Durante a cerimônia, o governador Cláudio Castro destacou o papel central do Rio na transição energética do Brasil. “O Rio de Janeiro tem um papel central na transição energética do Brasil, com uma infraestrutura robusta, recursos naturais estratégicos e capacidade técnica instalada”, afirmou ao jornal O GLOBO.
Castro enfatizou que o estado tem uma “vocação natural para a energia” e que, além de liderar a produção de petróleo e gás, o Rio está avançando de forma decisiva em direção a fontes mais limpas e renováveis. “Estamos dando passos importantes rumo a fontes mais limpas e renováveis, como a eólica offshore, o hidrogênio verde e a energia solar. Vamos aproveitar esses potenciais de forma inteligente, com planejamento e responsabilidade, para garantir um futuro mais sustentável e também mais competitivo para o nosso estado”, disse o governador.
Incentivos à produção de gás natural e biometano
Os decretos assinados por Castro foram elaborados pela Secretaria de Estado de Energia e Economia do Mar. O primeiro deles regulamenta a lei de incentivo ao ICMS para o consumo de gás natural pelas usinas termelétricas, sancionada em 2024. Segundo o governo fluminense, a legislação reduz o ICMS sobre o gás utilizado nessas usinas, com a contrapartida de que as empresas que aderirem ao benefício deverão investir 2% do que deixarem de pagar em impostos em “projetos de eficiência energética e transição energética”.

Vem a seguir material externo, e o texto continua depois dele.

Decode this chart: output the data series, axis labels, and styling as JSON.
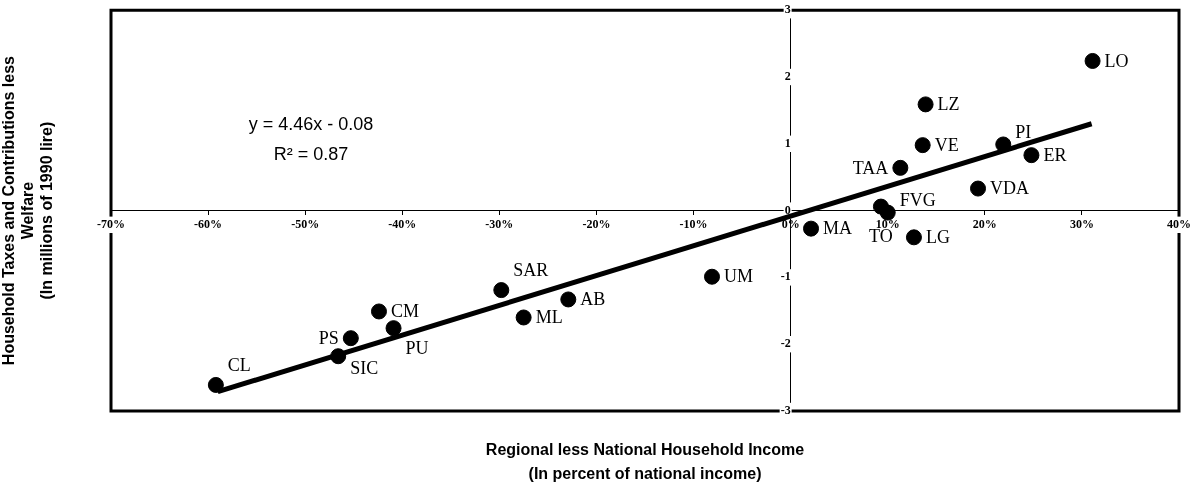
{
  "chart_data": {
    "type": "scatter",
    "xlabel": "Regional less National Household Income\n(In percent of national income)",
    "ylabel": "Household Taxes and Contributions less\nWelfare\n(In millions of 1990 lire)",
    "xlim": [
      -70,
      40
    ],
    "xticks": [
      {
        "value": -70,
        "label": "-70%"
      },
      {
        "value": -60,
        "label": "-60%"
      },
      {
        "value": -50,
        "label": "-50%"
      },
      {
        "value": -40,
        "label": "-40%"
      },
      {
        "value": -30,
        "label": "-30%"
      },
      {
        "value": -20,
        "label": "-20%"
      },
      {
        "value": -10,
        "label": "-10%"
      },
      {
        "value": 0,
        "label": "0%"
      },
      {
        "value": 10,
        "label": "10%"
      },
      {
        "value": 20,
        "label": "20%"
      },
      {
        "value": 30,
        "label": "30%"
      },
      {
        "value": 40,
        "label": "40%"
      }
    ],
    "ylim": [
      -3,
      3
    ],
    "yticks": [
      -3,
      -2,
      -1,
      0,
      1,
      2,
      3
    ],
    "grid": false,
    "legend": false,
    "marker": "circle",
    "series": [
      {
        "color": "#000000",
        "x": [
          -59.2,
          -46.6,
          -45.3,
          -42.4,
          -40.9,
          -29.8,
          -27.5,
          -22.9,
          -8.1,
          2.1,
          9.3,
          10.0,
          12.7,
          11.3,
          13.6,
          13.9,
          19.3,
          21.9,
          24.8,
          31.1
        ],
        "values": [
          -2.61,
          -2.18,
          -1.91,
          -1.51,
          -1.76,
          -1.19,
          -1.6,
          -1.33,
          -0.99,
          -0.27,
          0.06,
          -0.03,
          -0.4,
          0.64,
          0.98,
          1.59,
          0.33,
          0.99,
          0.83,
          2.24
        ]
      },
      {
        "type": "line",
        "color": "#000000",
        "marker": "none",
        "x": [
          -59,
          31
        ],
        "values": [
          -2.71,
          1.3
        ]
      }
    ],
    "annotations": [
      "y = 4.46x - 0.08",
      "R² = 0.87",
      {
        "text": "CL",
        "x": -59.2,
        "y": -2.61
      },
      {
        "text": "SIC",
        "x": -46.6,
        "y": -2.18
      },
      {
        "text": "PS",
        "x": -45.3,
        "y": -1.91
      },
      {
        "text": "CM",
        "x": -42.4,
        "y": -1.51
      },
      {
        "text": "PU",
        "x": -40.9,
        "y": -1.76
      },
      {
        "text": "SAR",
        "x": -29.8,
        "y": -1.19
      },
      {
        "text": "ML",
        "x": -27.5,
        "y": -1.6
      },
      {
        "text": "AB",
        "x": -22.9,
        "y": -1.33
      },
      {
        "text": "UM",
        "x": -8.1,
        "y": -0.99
      },
      {
        "text": "MA",
        "x": 2.1,
        "y": -0.27
      },
      {
        "text": "TO",
        "x": 9.3,
        "y": 0.06
      },
      {
        "text": "FVG",
        "x": 10.0,
        "y": -0.03
      },
      {
        "text": "LG",
        "x": 12.7,
        "y": -0.4
      },
      {
        "text": "TAA",
        "x": 11.3,
        "y": 0.64
      },
      {
        "text": "VE",
        "x": 13.6,
        "y": 0.98
      },
      {
        "text": "LZ",
        "x": 13.9,
        "y": 1.59
      },
      {
        "text": "VDA",
        "x": 19.3,
        "y": 0.33
      },
      {
        "text": "PI",
        "x": 21.9,
        "y": 0.99
      },
      {
        "text": "ER",
        "x": 24.8,
        "y": 0.83
      },
      {
        "text": "LO",
        "x": 31.1,
        "y": 2.24
      }
    ]
  }
}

O segundo decreto regulamenta uma lei de 2012, que incentiva a produção e a distribuição do biometano, uma substância idêntica ao gás natural, mas que é produzida a partir da decomposição de resíduos orgânicos. A regulamentação autoriza as concessionárias distribuidoras de gás a comprar e redistribuir o biometano pela malha de gás natural existente, ampliando a oferta de energias renováveis no estado.
Uma transição complementar e a segurança jurídica
Nicola Miccione, secretário-chefe da Casa Civil do Estado, que representou o governador na cerimônia de abertura do Energy Summit, ressaltou que o Rio de Janeiro adota uma visão de transição energética em que as novas fontes de energia complementam, em vez de substituir, os combustíveis fósseis. “Há diversas matrizes de energia se complementando no Rio de Janeiro. Temos a cadeia produtiva do petróleo e gás natural, que é tradicional, mas também temos um estado que tem solar crescendo, ainda muito incipiente se comparar com o resto do país, e tem 7 gigawatts (GW) de usinas termelétricas”, afirmou Miccione.
Ele ainda destacou apostas futuras, como a produção de SAF (combustível renovável para aviões) e a geração de eletricidade em usinas eólicas offshore. Miccione também falou sobre a importância da segurança jurídica para atrair investimentos a longo prazo, algo essencial para a continuidade da transição energética. “O Rio já está na frente, com uma legislação atrativa do ponto de vista fiscal. A logística nem se fala. Mas se não tiver segurança jurídica, o investidor não vem. O investidor, principalmente nesse setor, é um investidor de longo prazo”, afirmou o secretário.